Computed Tomography perfusion (CTp) is a promising technique for early assessment of the effectiveness of the new anti-angiogenic therapies for cancer treatment. Nonetheless, some difficulties to achieve standardized results in the examinations have slowed down its application in the daily clinical practice. This Thesis addresses three important open issues: a lack of methods to measure results reliability, the clinical relevance of the global perfusion parameter values commonly utilised, a critical revision of protocols of the multi-centre studies. In this work, lung and liver CTp examinations were considered, being among the most studied sites in oncology.

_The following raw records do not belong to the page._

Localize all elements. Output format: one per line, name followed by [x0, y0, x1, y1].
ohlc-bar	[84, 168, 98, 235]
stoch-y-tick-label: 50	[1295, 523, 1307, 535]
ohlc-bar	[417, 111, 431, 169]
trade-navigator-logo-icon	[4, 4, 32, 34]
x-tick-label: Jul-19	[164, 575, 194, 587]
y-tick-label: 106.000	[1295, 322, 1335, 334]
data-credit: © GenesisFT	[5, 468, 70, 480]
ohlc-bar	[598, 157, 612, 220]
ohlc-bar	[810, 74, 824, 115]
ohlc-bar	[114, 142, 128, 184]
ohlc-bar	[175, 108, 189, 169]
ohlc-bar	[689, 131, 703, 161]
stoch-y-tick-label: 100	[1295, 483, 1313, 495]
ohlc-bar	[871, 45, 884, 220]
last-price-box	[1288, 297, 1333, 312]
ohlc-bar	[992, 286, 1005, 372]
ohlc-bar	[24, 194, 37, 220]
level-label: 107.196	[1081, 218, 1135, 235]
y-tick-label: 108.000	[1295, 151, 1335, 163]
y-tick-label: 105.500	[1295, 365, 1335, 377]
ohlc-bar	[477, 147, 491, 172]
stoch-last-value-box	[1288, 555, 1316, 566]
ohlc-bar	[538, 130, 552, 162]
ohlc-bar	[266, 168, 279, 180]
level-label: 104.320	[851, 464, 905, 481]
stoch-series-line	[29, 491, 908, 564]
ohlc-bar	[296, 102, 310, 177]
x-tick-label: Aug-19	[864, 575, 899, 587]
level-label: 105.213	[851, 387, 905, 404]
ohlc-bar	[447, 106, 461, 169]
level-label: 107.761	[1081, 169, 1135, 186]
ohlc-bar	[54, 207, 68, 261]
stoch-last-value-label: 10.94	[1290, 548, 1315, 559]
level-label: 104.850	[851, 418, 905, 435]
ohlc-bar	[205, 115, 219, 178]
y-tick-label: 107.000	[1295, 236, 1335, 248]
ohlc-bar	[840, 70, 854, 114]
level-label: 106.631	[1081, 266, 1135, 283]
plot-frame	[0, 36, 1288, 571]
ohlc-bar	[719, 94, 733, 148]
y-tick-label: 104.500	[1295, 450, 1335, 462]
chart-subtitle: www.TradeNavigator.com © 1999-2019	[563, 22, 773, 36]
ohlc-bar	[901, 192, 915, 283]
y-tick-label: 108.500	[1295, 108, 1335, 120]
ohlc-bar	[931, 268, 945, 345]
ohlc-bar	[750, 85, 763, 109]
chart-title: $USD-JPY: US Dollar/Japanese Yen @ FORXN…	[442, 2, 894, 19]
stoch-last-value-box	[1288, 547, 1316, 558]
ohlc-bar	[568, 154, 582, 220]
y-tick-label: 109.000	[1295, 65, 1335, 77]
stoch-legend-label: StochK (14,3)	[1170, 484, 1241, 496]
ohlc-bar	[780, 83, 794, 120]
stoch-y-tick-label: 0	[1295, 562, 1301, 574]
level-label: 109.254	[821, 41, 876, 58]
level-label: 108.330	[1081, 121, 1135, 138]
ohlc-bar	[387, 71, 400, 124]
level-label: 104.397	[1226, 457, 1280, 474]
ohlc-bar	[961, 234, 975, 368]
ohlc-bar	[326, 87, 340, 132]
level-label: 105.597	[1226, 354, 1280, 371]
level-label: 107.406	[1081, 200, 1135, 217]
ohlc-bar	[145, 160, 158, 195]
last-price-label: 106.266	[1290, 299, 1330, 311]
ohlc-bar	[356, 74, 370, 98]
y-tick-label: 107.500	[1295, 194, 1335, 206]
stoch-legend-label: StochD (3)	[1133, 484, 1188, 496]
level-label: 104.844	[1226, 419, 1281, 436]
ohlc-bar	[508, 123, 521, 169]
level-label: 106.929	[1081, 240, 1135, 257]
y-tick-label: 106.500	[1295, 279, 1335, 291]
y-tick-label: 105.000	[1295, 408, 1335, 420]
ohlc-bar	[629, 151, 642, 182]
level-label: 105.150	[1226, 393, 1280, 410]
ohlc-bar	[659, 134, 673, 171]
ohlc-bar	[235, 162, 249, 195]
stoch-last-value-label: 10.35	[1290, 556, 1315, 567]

First, I set up and validated an error index capable to measure the quality of perfusion results. After that, structured regions affected by noise (e.g., artefacts), vessels or bronchi have been looked for on whole slices. Also exploiting a new error index, an adaptive algorithm has allowed detecting and excluding all those regions automatically. The common practice in CTp perfusion studies is providing one averaged value only for each perfusion parameter, computed on the whole tumour, to reduce data variability, but at the expense of tumour heterogeneity. Accordingly, whole lung lesions were considered to inquire into the clinical representativeness of global perfusion values. After proposing a statistical index to quantify tumour functional heterogeneity, it has been proved that using one global value even misleads clinical considerations. The last part of the Thesis regards the activities carried out in the widest European multi-centre study on liver CT. Some algorithms to improve the accuracy of perfusion results were developed to favour comparisons of multi-centre CTp examinations. Some meaningful results regarding baseline and blood flow values of liver are discussed, highlighting whether different CT scanners affect CTp outcomes. Finally, tentative guidelines are provided to help considering all the concealable sources of heterogeneity in advance, before planning the protocols.